Kolejna serialo-bajka wmawiajaca dzieciom co jest śmieszne. Wpychanie śmiechu na siłę i wmawianie dobrej zabawy.
Są tam przedstawiane nierealne, nieambitne historie, żeby chociaż twórcą chciał się wprowadzić jakiś tani, oklepany wątek np. o przyjaźni, ale nie lepiej wpychać dzieciakom to łatwoprzyswjalne gówno.
Dziwisz się, że twoje dziecko nnie chce się uczyć? Ma wrodzoną niechęć do szkoły m.in. dzięki temu serialowi, w którym szkoła pokazywana jest jako nudna , nieprzydatna, nieciekawa(no tak znacznie lepiej jest pompować spodnie sprężarką).
Nie będzie miało też dzięki niemu zainteresowań, straci kretywność przez to, że wyśmiewane są tam osoby odstające od reszty (np. wyśmianabyłaby osba grająca powiedzmy na skrzypcach)
A tak w ogóle poolecam kanał DaVinci Learning lecą tam same wratościowe, uczące(dosłownie) programy.
Zgadzam się w 100%.
Choć kanal DaVinci Learning pewnie szybko by im się znudził...
Niestety , nie zgadzam się .
wiem , że są tam nie realne pomysły lecz takie są nastolatki. tak to już jest przedstawione w serialu. Bez tego "szaleństwa" serial byłby dość nudny.
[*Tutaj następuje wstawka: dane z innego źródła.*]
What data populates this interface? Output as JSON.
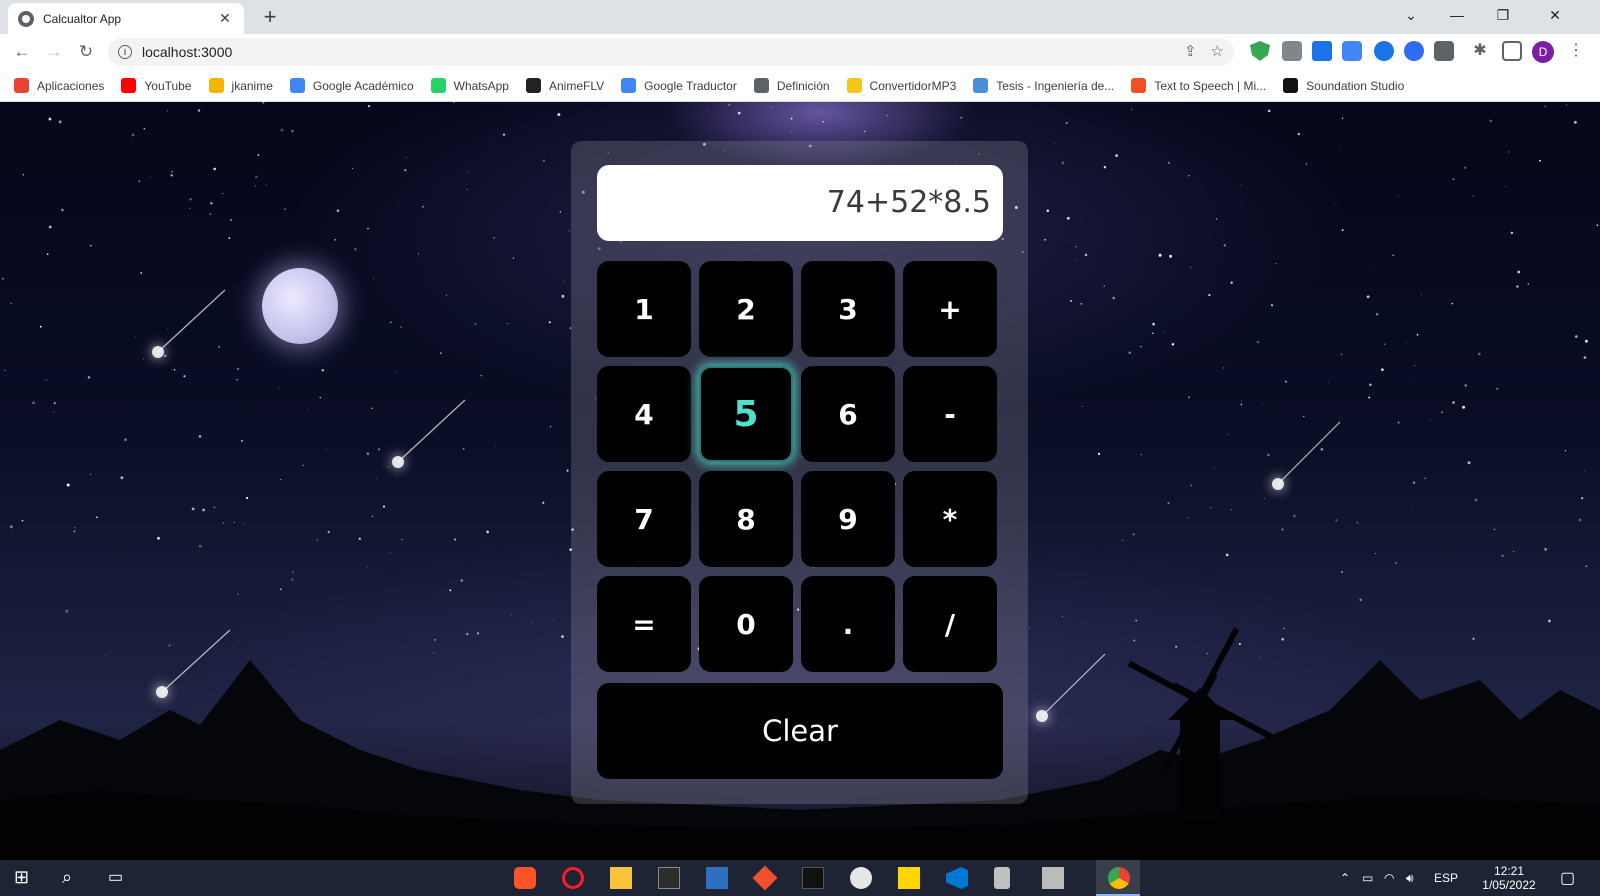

również co sprawia że ten serial jest gorszy , jest nasz polski dubbing. jest on nie idealny wręcz , nie znośny.
są tam również bardzo ważne wątki : przyjaźń , zaufanie , miłość itp.
naprawdę , nie warto nazywać ten serial "gównem" ponieważ musi coś w nim być , że ludzie w Polsce , Ameryce i na całym świecie go lubią .....
+ Żeby wzmocnić moje argumenty , chcę dodać że w jednym odcinku iCarly pojawia się pani Obama żona prezydenta Ameryki .Jej mąż - prezydent Ameryki i ona, twierdzą że uwielbiają oglądać iCarly całą rodziną .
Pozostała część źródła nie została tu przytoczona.